Balance swings towards Tipp in another high-scoring shoot-out
A surprising element of this clash is that Tipperary are such overwhelming favourites at 1/2, with Galway at 2/1.
That reflects the mood among those who joust with the bookmaking fraternity, but it's difficult to gauge the source of such soaring confidence in Tipperary.
Does it rest in their ruthless demolition of Waterford in the Munster final? Is it a belief that after losing to Galway in such dramatic circumstances last August, Tipperary will be driven by an unmatchable determination?
Could it be the influence of tradition and the view that, all things being fairly equal, Tipperary will beat Galway?
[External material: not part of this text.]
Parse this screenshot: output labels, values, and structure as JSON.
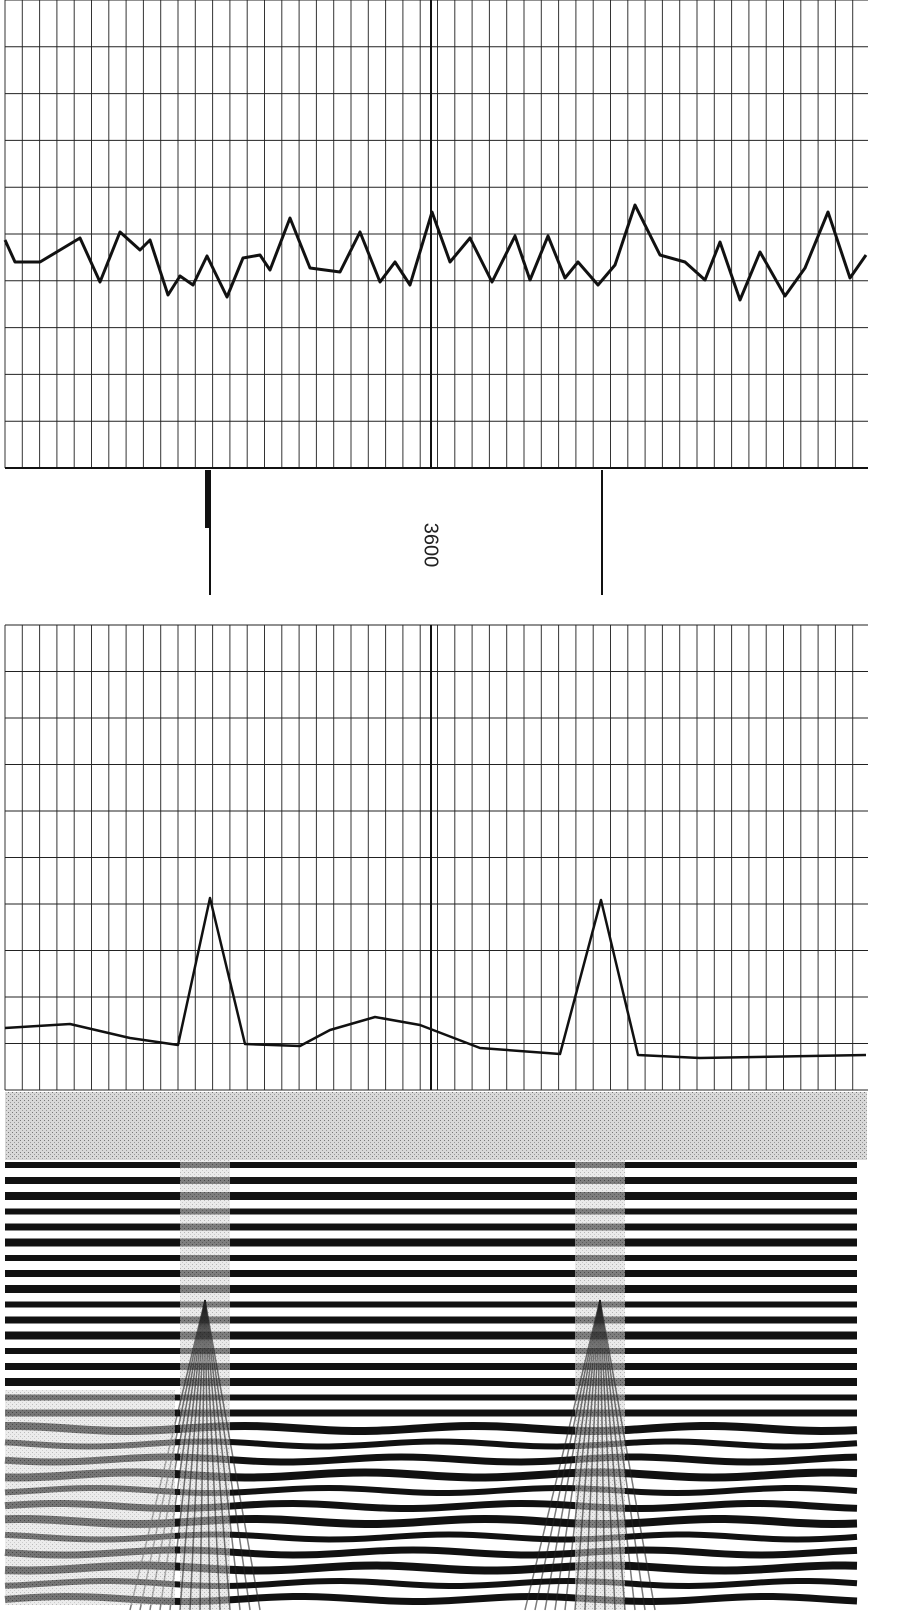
{
  "depth_label": "3600"
}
After all, don't they lead 20-7 from the previous 27 championship clashes?
Actually, that's a misleading stat since it embraces the whole of championship history, much of which had Galway nowhere near the top table.
The last 30 years tell a much-changed story, with the 12 All-Ireland Galway-Tipp meetings standing at 6-6.
The real reason why Tipperary are so well fancied may be down to Galway's unequal relationship with Kilkenny and the perception it generates.
And since they have played them most years since joining Leinster in 2009, Galway's failure - with the exception of the 2012 Leinster final - to beat Kilkenny throws a shadow across the county.
Yet, the reality is that they have beaten Kilkenny three times since the turn of the Millennium, whereas Tipp have managed it only once in the 2010 All-Ireland final.
Still, the Kilkenny question hangs over Galway, especially after Waterford's heroically close call against the champions last Sunday.
Galway's second-half fade-out against Kilkenny in the Leinster final - they were out-scored by 1-16 to 0-9 - raised suspicions that they had not advanced from last year when they lost the second half of the All-Ireland final by 0-14 to 1-4.
Nonetheless, Galway were in the final because they had beaten Tipp, having survived a hat-trick by Séamus Callanan to pull off the rare achievement of winning despite conceding three goals and scoring none.
But then Galway hit 0-26, three weeks after hitting Cork for 2-28. It's that degree of scoring fluency which Galway can reach on their better days that will leave their supporters taking a fairly confident trip east tomorrow morning.
Galway certainly looked to have rediscovered equilibrium during the recent win over Clare, although it must be asked how good are the Banner?
Since winning the 2013 All-Ireland - and there are question marks over the quality of that campaign - Clare have done little of substance in the championship, a reality that must be taken into account when assessing Galway.
Clare's cluttered systems yielded little against the Galway defence, where Daithí Burke was superb at full-back.
He will be an even more important figure tomorrow when he takes on Callanan, who scored a total of 6-17 (6-5 from open play) against Galway in their last two championship clashes.
In addition, much of the 0-12 he hit from placed balls arose from frees he had earned.
Burke will be placed on Callanan duty tomorrow, with tight support from elsewhere as Galway seek to block the approach routes to Colm Callanan's goal. For while they won last year, they know that conceding three goals ends in defeat more often than not.
Tipperary's locks weren't exactly pick-proof last year either, conceding 26 points - 13 in either half. The defence looks more secure this season, with Ronan Maher solidifying the centre at No 6 and Séamus Kennedy improving all the time on his right.
Of course, Maher, who is still two months short of his 21st birthday, can expect a much tougher test tomorrow than he got in Munster.
About the only thing that can be predicted with any degree of confidence is that it will be a high-scoring game. That's based on the last three meetings which produced a total of 16-113, in a 3-19 to 2-19 average in Tipp's favour. That could be about right again.